Pivoting on his elbow, McLean lashed out with a foot. His hip screamed in pain, but somehow he managed to connect with Gary’s leg as he brought it in for another heavy kick. The man fell backwards with an angry yell, but the move brought McLean’s head round to the fire that was greedily climbing up the pyre towards the chief superintendent. He heard the crackle of his own hair catching, and instinct pulled him back. He brushed away the flames with one hand as the other one found the floor, levered himself into a crouch just in time to see Gary coming for him again. He launched himself upwards with all his remaining strength, catching his attacker in the midriff. The two of them fell to the floor once more, tangled together, and McLean used his momentum to smack his forehead into Tomlinson’s face. He felt the crunch of nose breaking, and then his attacker fell still.

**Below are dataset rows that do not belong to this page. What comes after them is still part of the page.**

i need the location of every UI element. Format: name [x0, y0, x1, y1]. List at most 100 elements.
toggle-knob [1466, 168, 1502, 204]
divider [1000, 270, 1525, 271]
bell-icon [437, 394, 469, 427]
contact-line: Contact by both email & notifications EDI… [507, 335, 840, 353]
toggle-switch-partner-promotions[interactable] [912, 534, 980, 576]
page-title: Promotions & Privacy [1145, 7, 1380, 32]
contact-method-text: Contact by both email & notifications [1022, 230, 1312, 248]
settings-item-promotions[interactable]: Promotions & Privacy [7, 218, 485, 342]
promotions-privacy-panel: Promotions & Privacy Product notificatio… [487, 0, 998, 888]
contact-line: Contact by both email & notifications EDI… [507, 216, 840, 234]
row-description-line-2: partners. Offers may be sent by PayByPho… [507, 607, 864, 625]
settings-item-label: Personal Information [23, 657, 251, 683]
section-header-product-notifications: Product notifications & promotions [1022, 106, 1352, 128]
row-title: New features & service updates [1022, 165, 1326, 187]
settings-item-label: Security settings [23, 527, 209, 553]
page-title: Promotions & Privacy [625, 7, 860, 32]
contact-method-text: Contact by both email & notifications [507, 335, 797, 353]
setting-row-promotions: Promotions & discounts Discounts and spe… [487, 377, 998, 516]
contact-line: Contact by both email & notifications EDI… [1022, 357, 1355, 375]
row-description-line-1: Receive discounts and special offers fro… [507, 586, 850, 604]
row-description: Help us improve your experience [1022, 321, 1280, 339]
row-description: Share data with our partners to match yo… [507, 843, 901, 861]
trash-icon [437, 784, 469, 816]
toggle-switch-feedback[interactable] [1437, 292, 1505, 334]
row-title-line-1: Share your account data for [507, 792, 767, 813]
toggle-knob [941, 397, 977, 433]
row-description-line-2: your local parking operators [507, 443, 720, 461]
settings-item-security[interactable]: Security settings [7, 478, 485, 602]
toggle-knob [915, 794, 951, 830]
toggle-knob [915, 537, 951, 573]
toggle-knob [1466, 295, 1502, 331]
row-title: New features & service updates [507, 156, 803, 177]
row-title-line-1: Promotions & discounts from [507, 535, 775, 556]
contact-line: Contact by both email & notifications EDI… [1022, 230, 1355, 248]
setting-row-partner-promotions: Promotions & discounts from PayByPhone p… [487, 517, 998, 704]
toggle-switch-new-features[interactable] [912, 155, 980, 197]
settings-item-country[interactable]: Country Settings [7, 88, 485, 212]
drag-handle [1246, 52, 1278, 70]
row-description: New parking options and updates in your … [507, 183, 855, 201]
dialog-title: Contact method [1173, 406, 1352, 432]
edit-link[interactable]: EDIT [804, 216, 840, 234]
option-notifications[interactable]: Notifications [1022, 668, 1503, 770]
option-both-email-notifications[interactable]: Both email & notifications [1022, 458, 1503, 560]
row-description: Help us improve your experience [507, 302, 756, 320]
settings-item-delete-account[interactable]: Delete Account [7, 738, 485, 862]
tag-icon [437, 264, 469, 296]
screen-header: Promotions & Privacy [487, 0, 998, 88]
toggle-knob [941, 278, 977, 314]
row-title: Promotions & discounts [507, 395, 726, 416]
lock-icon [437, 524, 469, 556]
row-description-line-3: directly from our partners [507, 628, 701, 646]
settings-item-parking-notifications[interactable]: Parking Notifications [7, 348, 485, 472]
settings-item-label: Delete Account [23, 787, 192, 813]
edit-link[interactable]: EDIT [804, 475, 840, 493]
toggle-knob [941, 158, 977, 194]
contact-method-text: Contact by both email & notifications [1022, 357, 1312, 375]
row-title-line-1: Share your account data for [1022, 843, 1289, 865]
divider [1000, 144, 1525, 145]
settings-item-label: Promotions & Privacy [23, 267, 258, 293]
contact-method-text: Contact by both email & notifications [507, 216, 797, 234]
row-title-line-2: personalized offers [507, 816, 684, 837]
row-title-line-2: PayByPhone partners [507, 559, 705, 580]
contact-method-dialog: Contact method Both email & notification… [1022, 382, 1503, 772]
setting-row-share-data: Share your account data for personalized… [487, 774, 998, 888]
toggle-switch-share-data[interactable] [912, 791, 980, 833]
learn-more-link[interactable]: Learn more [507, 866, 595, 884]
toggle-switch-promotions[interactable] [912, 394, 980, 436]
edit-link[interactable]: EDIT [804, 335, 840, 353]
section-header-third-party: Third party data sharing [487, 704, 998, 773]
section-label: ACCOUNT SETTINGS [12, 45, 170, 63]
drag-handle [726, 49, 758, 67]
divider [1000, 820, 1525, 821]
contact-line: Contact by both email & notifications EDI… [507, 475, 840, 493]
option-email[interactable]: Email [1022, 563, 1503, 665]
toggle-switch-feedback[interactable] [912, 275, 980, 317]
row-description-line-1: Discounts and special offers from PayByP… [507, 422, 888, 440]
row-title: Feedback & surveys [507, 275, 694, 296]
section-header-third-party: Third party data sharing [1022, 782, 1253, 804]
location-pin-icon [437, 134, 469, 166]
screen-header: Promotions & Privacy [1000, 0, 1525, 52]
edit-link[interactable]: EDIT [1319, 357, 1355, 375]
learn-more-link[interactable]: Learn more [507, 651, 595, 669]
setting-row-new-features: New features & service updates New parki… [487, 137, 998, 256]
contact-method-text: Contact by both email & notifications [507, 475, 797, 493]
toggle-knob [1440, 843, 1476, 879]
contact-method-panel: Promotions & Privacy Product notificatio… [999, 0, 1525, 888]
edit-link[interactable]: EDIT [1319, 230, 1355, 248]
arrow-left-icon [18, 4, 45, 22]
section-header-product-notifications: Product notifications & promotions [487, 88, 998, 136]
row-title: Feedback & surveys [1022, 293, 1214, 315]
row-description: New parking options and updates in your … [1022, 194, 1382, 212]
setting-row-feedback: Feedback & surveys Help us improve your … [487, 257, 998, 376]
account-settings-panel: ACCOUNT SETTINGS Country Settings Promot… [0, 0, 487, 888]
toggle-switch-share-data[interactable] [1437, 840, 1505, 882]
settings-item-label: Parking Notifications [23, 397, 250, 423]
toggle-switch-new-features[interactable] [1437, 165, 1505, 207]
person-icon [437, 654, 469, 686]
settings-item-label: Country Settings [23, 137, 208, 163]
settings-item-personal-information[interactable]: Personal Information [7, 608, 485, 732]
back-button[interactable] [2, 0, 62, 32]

No time to rest, the air was choking bad, the flames leaping eagerly at the dry wood. McLean thought his ears were ringing with the blows he had taken in his brief fight, but as he focused he realised it was screaming. He scrambled to his feet, swaying from the exertion. Stumbling to the nearest window, he grabbed a long, heavy curtain and heaved. For an agonising few moments nothing happened, then the whole curtain rail pulled away from the wall and he fell backwards, momentarily smothered by the heavy velvet.

It took too long to fight his way out of the fabric’s embrace, his strength almost gone. The room was unpleasantly hot now, and somewhere over the roar of flames McLean could hear a rhythmic pulsing sound. Unimportant, he could deal with that later. He gathered up the curtain and flung it over the pyre. Flames licked at the edges, finding something new to feast upon. There was no time to spare.

Taking his life in his hands, he stepped on to the curtain, finding a balance in amongst the burning stack. The chief superintendent had fallen silent now, head bowed, hair almost all gone. Was she still alive? McLean put his arms around her and heaved. He’d expected resistance from the ropes that tied her to the bedpost, but the flames had already weakened them. She fell against him and, unbalanced, he tumbled backwards. He landed on his back, the fall and the weight of the chief superintendent both driving the air from his lungs. The back of his head clattered against tile and the flames seemed to dim around him. Elmwood’s face rested on his shoulder, her skin blackened and blistering. What a stupid way to go, burned to death in the embrace of a woman he wanted nothing to do with.

And then the weight lifted off him as someone carried the chief superintendent away. Another face loomed over his, upside down, as other figures swarmed in his peripheral vision. DS Harrison looked both worried and livid.